Wednesday, August 17th, 2011
Noor Ayman Nour, an AUC graduate, was among a number of activists briefly detained and then released by military police during a protest against military trials for civilians.

Nour told The Caravan shortly after his release that they were protesting outside a military court in Nasr City August 14 in solidarity with the families of civilians currently facing military tribunals.

"Everybody deserves a fair civilian trial," Nour said.

Asmaa Mahfouz, 26, an Egyptian activist and one of the founders of the April 6 opposition movement, is among several civilians facing military tribunal. Mahfouz has been accused of defaming the Supreme Council of Armed Forces (SCAF) on her Twitter account and Facebook page, and encouraging violence against some of the SCAF members. Mahfouz was released on an EGP 20,000 bail after four hours of questioning by the military on August 14.
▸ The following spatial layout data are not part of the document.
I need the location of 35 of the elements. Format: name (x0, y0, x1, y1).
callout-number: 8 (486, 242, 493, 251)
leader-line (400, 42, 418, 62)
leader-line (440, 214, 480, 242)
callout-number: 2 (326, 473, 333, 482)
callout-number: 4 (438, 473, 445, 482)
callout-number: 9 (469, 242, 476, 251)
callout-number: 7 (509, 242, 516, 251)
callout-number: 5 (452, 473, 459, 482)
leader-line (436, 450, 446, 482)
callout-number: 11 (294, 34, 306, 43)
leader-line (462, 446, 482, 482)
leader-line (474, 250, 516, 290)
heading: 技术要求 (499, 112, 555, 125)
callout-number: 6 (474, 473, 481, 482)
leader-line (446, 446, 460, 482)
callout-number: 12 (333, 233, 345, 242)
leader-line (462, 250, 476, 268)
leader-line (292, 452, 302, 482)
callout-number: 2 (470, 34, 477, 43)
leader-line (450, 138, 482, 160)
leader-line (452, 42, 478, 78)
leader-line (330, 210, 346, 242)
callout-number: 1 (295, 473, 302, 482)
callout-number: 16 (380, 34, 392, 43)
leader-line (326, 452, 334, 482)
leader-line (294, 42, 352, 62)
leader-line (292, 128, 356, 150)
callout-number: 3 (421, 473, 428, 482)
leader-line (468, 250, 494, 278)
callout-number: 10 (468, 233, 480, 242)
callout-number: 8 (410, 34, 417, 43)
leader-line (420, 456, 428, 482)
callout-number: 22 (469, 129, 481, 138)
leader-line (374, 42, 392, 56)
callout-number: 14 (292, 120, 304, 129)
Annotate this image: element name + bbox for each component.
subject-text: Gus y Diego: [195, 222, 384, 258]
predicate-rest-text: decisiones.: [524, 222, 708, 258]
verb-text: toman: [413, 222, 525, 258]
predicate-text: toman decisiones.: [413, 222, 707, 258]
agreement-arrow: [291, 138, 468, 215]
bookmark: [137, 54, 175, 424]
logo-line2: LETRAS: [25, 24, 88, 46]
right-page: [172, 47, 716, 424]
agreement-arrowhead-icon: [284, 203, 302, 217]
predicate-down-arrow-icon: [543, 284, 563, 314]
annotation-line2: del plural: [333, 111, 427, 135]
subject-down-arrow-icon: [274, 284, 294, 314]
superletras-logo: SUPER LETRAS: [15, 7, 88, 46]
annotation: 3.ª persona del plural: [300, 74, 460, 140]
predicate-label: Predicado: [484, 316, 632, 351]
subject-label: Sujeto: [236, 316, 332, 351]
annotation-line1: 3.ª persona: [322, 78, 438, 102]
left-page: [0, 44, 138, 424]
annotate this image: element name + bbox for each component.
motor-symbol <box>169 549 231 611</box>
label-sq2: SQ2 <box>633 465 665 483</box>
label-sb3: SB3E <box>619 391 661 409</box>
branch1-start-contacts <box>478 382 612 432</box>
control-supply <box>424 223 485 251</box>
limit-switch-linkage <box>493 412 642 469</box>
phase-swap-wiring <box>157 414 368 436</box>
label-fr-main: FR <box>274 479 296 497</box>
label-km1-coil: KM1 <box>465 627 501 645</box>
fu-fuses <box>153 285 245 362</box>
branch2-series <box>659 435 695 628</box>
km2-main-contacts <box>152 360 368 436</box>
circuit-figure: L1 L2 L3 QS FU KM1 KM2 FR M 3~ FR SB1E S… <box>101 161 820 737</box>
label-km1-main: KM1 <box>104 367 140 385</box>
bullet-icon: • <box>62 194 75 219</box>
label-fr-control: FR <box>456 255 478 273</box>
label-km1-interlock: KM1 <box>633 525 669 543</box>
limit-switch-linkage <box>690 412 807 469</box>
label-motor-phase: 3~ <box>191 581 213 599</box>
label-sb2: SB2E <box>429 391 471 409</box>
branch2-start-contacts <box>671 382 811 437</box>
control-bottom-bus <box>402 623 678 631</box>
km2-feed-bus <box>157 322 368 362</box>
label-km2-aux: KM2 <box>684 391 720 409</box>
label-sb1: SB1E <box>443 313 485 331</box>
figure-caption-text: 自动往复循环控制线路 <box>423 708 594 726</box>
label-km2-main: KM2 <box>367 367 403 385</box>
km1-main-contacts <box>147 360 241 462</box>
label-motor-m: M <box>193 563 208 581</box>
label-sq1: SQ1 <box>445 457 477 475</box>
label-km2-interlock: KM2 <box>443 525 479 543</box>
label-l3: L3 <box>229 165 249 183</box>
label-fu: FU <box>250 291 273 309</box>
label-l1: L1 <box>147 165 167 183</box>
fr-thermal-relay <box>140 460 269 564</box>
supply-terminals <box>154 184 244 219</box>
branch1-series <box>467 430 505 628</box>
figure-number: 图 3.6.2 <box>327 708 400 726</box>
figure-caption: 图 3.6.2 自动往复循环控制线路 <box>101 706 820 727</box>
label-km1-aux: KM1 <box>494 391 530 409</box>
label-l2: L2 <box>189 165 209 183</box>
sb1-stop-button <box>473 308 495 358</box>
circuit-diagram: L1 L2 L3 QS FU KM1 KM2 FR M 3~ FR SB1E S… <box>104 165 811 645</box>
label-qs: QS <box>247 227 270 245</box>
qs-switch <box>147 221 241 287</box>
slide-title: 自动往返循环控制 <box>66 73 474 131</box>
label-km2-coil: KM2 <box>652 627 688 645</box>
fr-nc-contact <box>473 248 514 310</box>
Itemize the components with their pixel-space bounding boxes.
Earlier this week, Amnesty International called on the SCAF to drop charges against Mahfouz.

Nour says he was detained after a scuffle between activists and military police outside the Nasr City military court following a female protester's complaint that a soldier was allegedly giving her "inappropriate looks".
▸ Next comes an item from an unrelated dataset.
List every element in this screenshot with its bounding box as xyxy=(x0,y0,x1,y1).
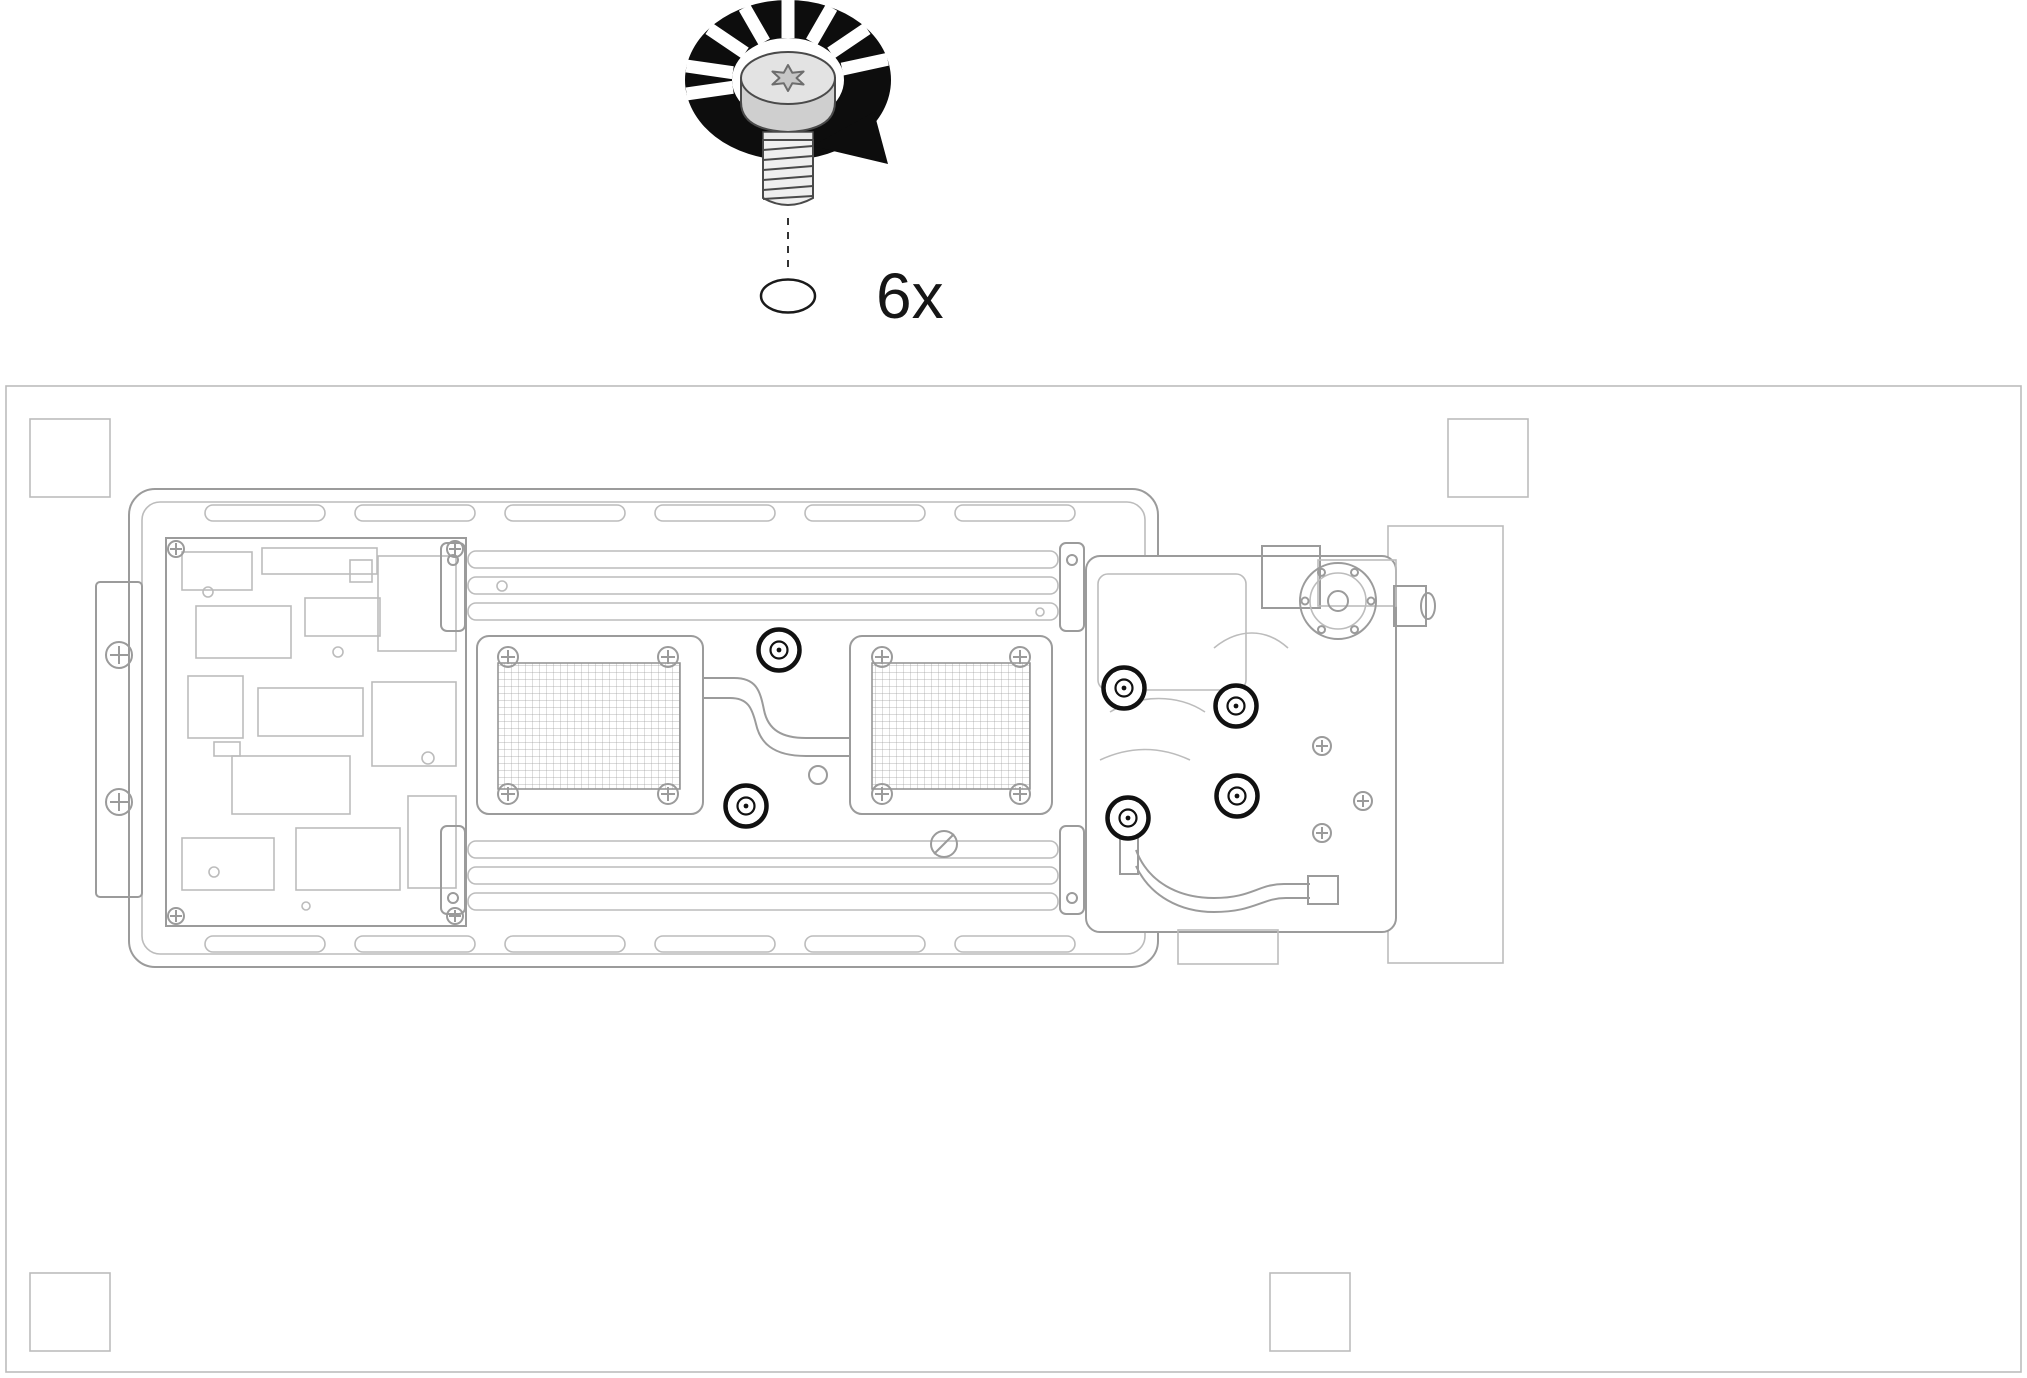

"I was beaten up and dragged inside the military facility, my glasses were lost and I could not see for half an hour," said Nour, adding that he two other activists were also detained.

He says that once inside the facility, the three activists were treated with decency, in contrast to the beating he received in the street.

"Under the regime of [former President Hosni] Mubarak, I [would] have never been beaten up that much," said Nour.

He said that it saddened him that after everything the Egyptians went through since January 25, "peaceful protesters are still brutally beaten up".

While some Egyptians have been against the ongoing protests, particularly in Tahrir Square, Nour, still maintains that peaceful protests have borne fruit. But he cautions that military trials for civilians remains one of the major problems Egyptians have to continue protesting against, as "now they are targeting activists."

"They have cut of all sort of communication, they are forcing us to protest, there is no other way to get our word across," Nour said.